The Problem with Current Solutions

Previous attempts to solve this were like giving every family a different set of sticky notes (called "Prompts") to tell the chef what to do.

  • The Issue: Some families wrote notes so specific to their own kitchen that the chef forgot how to cook for anyone else. If you asked the chef to cook a dish for a stranger (a "new" class), the chef would get confused because the notes were too weird.
  • The Result: Great at cooking for your family, terrible at cooking for anyone else.

The Solution: pFedMMA (The "Universal Adapter" System)

The authors of this paper propose a new system called pFedMMA. Instead of just sticky notes, they give the chef a set of customizable kitchen gadgets (Adapters) that fit right onto the chef's existing tools.

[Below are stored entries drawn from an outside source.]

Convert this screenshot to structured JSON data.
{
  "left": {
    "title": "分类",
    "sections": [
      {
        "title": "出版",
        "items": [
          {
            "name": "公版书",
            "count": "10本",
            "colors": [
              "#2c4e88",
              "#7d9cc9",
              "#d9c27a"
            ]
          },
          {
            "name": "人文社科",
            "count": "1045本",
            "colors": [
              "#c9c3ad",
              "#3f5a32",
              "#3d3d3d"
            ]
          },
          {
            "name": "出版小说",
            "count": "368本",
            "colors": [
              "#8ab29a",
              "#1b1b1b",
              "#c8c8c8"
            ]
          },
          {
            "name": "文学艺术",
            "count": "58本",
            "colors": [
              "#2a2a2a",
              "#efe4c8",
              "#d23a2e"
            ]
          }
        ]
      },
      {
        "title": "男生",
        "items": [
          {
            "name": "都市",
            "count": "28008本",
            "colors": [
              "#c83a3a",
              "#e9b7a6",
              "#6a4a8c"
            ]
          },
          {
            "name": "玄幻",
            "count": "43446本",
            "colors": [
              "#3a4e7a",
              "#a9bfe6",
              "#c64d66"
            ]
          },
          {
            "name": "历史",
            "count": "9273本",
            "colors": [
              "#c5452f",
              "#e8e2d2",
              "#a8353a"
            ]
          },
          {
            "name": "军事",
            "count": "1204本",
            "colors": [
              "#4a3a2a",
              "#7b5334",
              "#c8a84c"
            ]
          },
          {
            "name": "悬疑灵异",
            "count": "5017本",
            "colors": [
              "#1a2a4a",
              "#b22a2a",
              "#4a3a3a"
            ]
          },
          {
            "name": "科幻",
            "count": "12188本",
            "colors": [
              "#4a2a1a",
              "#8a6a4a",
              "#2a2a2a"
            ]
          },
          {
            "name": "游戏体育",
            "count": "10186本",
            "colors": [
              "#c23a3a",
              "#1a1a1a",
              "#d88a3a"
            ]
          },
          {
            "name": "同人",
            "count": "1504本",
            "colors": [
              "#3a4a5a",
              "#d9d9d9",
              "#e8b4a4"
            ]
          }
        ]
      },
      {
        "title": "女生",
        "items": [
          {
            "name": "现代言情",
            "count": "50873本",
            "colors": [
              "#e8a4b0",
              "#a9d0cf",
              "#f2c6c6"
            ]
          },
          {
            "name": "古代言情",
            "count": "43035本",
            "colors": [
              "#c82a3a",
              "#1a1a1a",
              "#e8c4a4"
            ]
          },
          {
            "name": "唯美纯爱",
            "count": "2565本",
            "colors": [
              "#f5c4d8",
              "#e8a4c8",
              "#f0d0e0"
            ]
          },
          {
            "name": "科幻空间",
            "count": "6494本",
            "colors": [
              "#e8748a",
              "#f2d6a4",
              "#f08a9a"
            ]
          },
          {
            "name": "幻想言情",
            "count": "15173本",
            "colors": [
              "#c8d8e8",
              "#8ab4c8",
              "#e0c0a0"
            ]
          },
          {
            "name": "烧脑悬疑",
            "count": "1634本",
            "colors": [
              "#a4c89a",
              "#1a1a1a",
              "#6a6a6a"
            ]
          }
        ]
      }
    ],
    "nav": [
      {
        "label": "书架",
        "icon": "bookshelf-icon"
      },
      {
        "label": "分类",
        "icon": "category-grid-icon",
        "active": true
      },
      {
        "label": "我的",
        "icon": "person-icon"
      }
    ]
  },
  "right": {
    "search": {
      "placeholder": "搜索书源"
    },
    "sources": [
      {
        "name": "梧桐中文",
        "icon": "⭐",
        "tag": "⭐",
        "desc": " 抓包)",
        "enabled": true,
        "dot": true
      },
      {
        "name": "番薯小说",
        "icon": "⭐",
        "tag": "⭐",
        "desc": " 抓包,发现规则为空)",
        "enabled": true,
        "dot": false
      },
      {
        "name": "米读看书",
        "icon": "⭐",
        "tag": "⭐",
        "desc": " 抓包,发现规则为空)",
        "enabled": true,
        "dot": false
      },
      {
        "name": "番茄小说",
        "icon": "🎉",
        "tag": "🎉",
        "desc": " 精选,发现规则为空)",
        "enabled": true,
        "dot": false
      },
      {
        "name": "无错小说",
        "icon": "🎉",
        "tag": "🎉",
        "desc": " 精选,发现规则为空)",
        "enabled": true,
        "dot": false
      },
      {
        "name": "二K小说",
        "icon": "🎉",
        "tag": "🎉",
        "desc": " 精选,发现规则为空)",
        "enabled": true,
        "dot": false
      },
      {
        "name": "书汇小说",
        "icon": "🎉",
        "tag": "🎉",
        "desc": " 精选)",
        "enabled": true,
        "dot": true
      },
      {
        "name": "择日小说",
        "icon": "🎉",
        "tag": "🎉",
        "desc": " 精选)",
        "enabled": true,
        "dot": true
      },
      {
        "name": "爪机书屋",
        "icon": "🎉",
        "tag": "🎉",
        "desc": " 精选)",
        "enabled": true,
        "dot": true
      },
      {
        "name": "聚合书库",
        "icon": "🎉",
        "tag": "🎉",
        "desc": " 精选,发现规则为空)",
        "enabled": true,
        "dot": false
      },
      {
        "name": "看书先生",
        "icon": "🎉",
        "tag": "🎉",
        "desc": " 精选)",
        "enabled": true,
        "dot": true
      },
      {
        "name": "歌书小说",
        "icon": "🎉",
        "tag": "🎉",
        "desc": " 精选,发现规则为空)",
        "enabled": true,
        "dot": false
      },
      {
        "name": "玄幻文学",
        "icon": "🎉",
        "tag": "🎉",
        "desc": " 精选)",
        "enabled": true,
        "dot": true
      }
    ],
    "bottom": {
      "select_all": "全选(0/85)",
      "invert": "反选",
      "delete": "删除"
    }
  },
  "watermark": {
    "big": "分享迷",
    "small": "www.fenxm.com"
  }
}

Here is how it works, using a simple analogy:

1. The Three-Part Gadget

Imagine the gadget has three parts:

  • The Local Handle (Down-Projection): This is unique to your family. It adjusts the gadget to fit your specific kitchen counter height and your favorite spice rack. This part is never shared. It stays private so you can customize your experience perfectly.
  • The Universal Core (Shared Projection): This is the "brain" of the gadget. It's a small, universal connector that helps the gadget understand the difference between a "cat" and a "dog" in a way that makes sense to everyone. This part is shared with the central chef.
  • The Local Spout (Up-Projection): This is another unique part that pours the final sauce exactly how your family likes it. Like the handle, this stays private.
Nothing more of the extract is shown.